The Gospel according to John (13:1-15)
Before the feast of Passover, Jesus knew that his hour had come to pass from this world to the Father. He loved his own in the world and he loved them to the end. The devil had already induced Judas, son of Simon the Iscariot, to hand him over. So, during supper, fully aware that the Father had put everything into his power and that he had come from God and was returning to God, he rose from supper and took off his outer garments. He took a towel and tied it around his waist. Then he poured water into a basin and began to wash the disciples’ feet and dry them with the towel around his waist. He came to Simon Peter, who said to him, “Master, are you going to wash my feet?” Jesus answered and said to him, “What I am doing, you do not understand now, but you will understand later.” Peter said to him, “You will never wash my feet.” Jesus answered him, “Unless I wash you, you will have no inheritance with me.” Simon Peter said to him, “Master, then not only my feet, but my hands and head as well.” Jesus said to him, “Whoever has bathed has no need except to have his feet washed, for he is clean all over; so you are clean, but not all.” For he knew who would betray him; for this reason, he said, “Not all of you are clean.”
So when he had washed their feet and put his garments back on and reclined at table again, he said to them, “Do you realize what I have done for you? You call me ‘teacher’ and ‘master,’ and rightly so, for indeed I am. If I, therefore, the master and teacher, have washed your feet, you ought to wash one another’s feet. I have given you a model to follow, so that as I have done for you, you should also do.”

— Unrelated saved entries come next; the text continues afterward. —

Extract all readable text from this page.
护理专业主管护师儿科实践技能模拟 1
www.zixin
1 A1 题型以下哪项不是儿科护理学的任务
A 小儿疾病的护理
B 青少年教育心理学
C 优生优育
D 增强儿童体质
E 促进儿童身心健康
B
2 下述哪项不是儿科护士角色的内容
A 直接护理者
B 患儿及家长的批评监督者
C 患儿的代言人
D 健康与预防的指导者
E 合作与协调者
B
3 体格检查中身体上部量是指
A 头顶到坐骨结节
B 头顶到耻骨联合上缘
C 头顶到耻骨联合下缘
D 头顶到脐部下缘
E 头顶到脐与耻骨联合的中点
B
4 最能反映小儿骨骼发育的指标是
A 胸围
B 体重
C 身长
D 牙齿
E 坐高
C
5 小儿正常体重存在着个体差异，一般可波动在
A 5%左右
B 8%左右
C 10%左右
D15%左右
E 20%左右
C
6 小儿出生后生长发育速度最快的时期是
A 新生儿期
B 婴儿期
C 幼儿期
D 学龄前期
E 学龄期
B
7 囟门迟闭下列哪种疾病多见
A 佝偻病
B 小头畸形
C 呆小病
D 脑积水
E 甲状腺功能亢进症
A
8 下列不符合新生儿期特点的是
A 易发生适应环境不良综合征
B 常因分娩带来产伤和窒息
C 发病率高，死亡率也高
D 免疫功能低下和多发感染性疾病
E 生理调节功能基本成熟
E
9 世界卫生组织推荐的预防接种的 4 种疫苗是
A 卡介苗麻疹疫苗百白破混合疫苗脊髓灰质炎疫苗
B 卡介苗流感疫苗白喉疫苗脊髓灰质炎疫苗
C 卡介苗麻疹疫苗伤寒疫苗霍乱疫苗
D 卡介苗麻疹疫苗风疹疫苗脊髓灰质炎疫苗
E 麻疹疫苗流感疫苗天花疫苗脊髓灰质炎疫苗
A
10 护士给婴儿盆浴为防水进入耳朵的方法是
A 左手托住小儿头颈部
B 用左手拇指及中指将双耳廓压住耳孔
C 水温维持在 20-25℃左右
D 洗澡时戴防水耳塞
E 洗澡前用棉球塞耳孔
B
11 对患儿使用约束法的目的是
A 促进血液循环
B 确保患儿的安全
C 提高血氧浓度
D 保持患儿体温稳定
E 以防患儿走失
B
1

Reflection: To understand the actions of Jesus and their meaning we often look within. Today’s gospel made me think of the day Ana and I were married. Specifically, when we exchanged our vows. Little did the fresh faced 19-year kid realize what he was saying. I understood the words but had yet to experience their meaning. That came with time, through many trials, challenges, and the commitment and fruition of those sacred words. In all the relationships we are blessed to have there is none greater than the lifelong bond of marriage. Not better, more blessed but what other relationship requires a surrender of oneself for the sake of another until death do us part.
As a Catholic, I heard that we must die to ourselves putting God and others before us. As a spouse and now especially as a Deacon’s wife, I have learned that it’s not about me and I am also called to serve our Lord. Although Paul was the one ordained, I have my role and am called to follow Jesus’s model as He mentions in the Gospel. I support Paul in our different ministries and am present for those who are grieving, in pain, and may just need an encouraging word. I am blessed to be a visible sign in our sacramental relationship wherever we go and whatever we do.
As we reach the conclusion of our Lenten Season and enter into the Passion of Christ are we ready to follow His steps to Calvary? Will we remain with Him or run and hide? We have all done both. Let Jesus, our master, wash our feet and receive the tender, humble kindness of our friend who will never run and hide. He always was, is, and will be with us, until the end of time.
Action of the Day: Allow yourself to experience the suffering of Jesus in a new way this year. Let go of fear and timidness and enter the valley of pain and anguish that love endures for you. As you take a step or simply stand in awe allow your prayer, in the presence of our Saviour, to lead you to the Glory of His ressurection and new life.